I didn't know there were trees by that name.
I didn't either.
21:41
In the shape of a cluster of locust flowers?
22:17
Forest fires very early this year.
Hot weather.
23:08
Robinia hispida, known as the bristly locust, rose-acacia, or moss locust, is a shrub in the subfamily Faboideae of the pea family Fabaceae. It is native to the southeastern United States, and it is present in other areas, including other regions of North America, as an introduced species. It is grown as an ornamental and can escape cultivation and grow in the wild. == Description == This deciduous shrub grows to 3 meters tall, often with glandular, bristly (hispid) stems. The leaves are pinnate with up to 13 leaflets. The pink or purplish pealike flowers are borne in hanging racemes of up to 5...
> Purple Robe Locust: botanical name is Robinia pseudoacacia, an improvement of the native Black Locust tree.
Robinia pseudoacacia, commonly known in its native territory as black locust, is a medium-sized hardwood deciduous tree, belonging to the tribe Robinieae of the legume family Fabaceae.

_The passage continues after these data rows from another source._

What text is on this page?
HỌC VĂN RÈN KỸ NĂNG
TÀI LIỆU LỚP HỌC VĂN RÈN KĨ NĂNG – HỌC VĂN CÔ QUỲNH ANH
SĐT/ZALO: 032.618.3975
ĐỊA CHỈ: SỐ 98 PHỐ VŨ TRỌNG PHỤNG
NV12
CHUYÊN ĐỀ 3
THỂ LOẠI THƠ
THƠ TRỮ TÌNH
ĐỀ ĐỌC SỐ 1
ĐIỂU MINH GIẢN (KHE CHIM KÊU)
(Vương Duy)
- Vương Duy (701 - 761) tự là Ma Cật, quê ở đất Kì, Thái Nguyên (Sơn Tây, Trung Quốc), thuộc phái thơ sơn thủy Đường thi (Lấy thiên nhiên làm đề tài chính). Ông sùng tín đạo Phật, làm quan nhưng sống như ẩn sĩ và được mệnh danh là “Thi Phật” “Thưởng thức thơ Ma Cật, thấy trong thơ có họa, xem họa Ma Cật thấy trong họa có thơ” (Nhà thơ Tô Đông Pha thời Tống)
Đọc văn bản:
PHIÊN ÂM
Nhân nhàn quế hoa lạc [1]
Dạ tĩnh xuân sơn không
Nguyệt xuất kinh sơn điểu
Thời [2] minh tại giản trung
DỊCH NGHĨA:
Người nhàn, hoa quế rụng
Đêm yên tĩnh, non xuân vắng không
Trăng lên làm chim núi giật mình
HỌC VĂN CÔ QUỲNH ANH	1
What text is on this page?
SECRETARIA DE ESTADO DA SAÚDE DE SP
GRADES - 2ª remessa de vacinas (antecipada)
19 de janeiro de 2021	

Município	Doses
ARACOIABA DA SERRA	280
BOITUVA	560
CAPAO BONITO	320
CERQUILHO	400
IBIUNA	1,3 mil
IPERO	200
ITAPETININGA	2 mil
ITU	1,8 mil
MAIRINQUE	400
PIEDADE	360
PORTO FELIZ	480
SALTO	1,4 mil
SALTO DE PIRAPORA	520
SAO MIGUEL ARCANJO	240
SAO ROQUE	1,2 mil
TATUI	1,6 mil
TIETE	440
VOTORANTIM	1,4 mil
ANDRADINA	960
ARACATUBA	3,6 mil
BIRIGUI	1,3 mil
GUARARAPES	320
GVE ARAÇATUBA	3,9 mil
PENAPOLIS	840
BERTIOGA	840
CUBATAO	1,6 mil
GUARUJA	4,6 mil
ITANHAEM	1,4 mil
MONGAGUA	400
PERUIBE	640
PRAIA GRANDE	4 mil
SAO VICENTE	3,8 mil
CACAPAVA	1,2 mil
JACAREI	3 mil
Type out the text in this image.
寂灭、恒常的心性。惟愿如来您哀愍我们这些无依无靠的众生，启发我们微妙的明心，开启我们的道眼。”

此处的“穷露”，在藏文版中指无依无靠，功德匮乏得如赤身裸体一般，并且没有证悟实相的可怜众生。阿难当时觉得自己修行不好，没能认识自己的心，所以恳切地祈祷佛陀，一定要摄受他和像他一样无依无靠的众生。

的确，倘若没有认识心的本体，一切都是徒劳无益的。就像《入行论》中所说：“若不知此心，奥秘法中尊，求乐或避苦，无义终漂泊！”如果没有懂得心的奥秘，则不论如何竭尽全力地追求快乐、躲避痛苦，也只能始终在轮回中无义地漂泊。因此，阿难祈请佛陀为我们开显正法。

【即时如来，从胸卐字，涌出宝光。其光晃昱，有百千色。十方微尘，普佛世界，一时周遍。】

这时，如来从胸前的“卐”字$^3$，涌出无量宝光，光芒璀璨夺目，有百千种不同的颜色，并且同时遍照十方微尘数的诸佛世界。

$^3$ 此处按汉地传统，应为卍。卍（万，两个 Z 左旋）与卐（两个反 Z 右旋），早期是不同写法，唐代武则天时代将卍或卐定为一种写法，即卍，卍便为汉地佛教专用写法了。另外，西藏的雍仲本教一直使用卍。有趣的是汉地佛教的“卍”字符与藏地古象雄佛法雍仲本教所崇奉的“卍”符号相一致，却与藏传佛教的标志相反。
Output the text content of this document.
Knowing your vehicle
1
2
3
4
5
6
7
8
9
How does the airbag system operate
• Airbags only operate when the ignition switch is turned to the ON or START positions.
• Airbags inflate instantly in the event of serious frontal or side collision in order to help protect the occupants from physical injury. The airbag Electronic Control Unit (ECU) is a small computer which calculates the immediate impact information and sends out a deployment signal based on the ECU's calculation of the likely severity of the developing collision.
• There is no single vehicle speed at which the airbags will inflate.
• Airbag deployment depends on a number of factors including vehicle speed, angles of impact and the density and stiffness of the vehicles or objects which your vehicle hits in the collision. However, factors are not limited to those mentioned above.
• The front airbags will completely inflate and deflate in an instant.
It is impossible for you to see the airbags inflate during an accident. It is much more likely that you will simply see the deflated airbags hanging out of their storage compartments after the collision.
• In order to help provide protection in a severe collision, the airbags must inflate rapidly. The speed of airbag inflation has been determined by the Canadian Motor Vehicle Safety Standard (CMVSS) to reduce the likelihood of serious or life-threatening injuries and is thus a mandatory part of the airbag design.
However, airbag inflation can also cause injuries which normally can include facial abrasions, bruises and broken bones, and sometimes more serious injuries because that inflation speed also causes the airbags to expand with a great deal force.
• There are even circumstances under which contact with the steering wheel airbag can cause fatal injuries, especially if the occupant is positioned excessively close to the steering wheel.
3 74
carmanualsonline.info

It is endemic to a few small areas of the United States, but it has been widely planted and naturalized elsewhere in temperate North America, Europe, Southern Africa and Asia and is considered an invasive species in some areas. Another common name is false acacia, a literal translation of the specific name (pseudo [Greek ψευδο-] meaning fake or false and acacia referring to the genus of plants with the same name...
> In botany, a root sprout or sucker is a severable plant that grows not from a seed but from the meristem of a root at the base of or a certain distance from the original tree or shrub.
I would have thought that a "sucker" burrows into the ground. I should add this to Anki.
I suppose it sucks at the ground?
Yes, that's why people don't like to die.
Oh, is that it.
It's a grave mistake to die.
23:24
Mistakes can pile up on you or burn you.
@Cerberus Interesting idea, but I don't know.
Ah, I thought perhaps that was why you posted the poem.
@Cerberus No. I posted it because it references spring.
Ah, spring.
There is spring in my step today.
In botany and dendrology, a rhizome (; from Ancient Greek ῥίζωμα (rhízōma) 'mass of roots', from ῥιζόω (rhizóō) 'cause to strike root') is a modified subterranean plant stem that sends out roots and shoots from its nodes. Rhizomes are also called creeping rootstalks or just rootstalks. Rhizomes develop from axillary buds and grow horizontally. The rhizome also retains the ability to allow new shoots to grow upwards.A rhizome is the main stem of the plant that runs underground horizontally. A stolon is similar to a rhizome, but a stolon sprouts from an existing stem, has long internodes, a...
23:28
> What do boring commercials and wood nymphs have in common?
They're both dry ads.
The root cap is a type of tissue at the tip of a plant root. It is also called calyptra. Root caps contain statocytes which are involved in gravity perception in plants. If the cap is carefully removed the root will grow randomly. The root cap protects the growing tip in plants. It secretes mucilage to ease the movement of the root through soil, and may also be involved in communication with the soil microbiota.The purpose of the root cap is to enable downward growth of the root, with the root cap covering the sensitive tissue in the root. Also, the root cap enables geoperception or gravitropism...
I remember finding and adding that image in 2009.
> Whenever you think or you believe or you know, you're a lot of other people: but the moment you feel, you're nobody-but-yourself. — e. e. cummings
> "I woke up today feeling like a god. I don't believe in myself." -- Friedrich Nietzsche
I saw a picture of Mount Rushmore before it was carved and its beauty was unpresidented.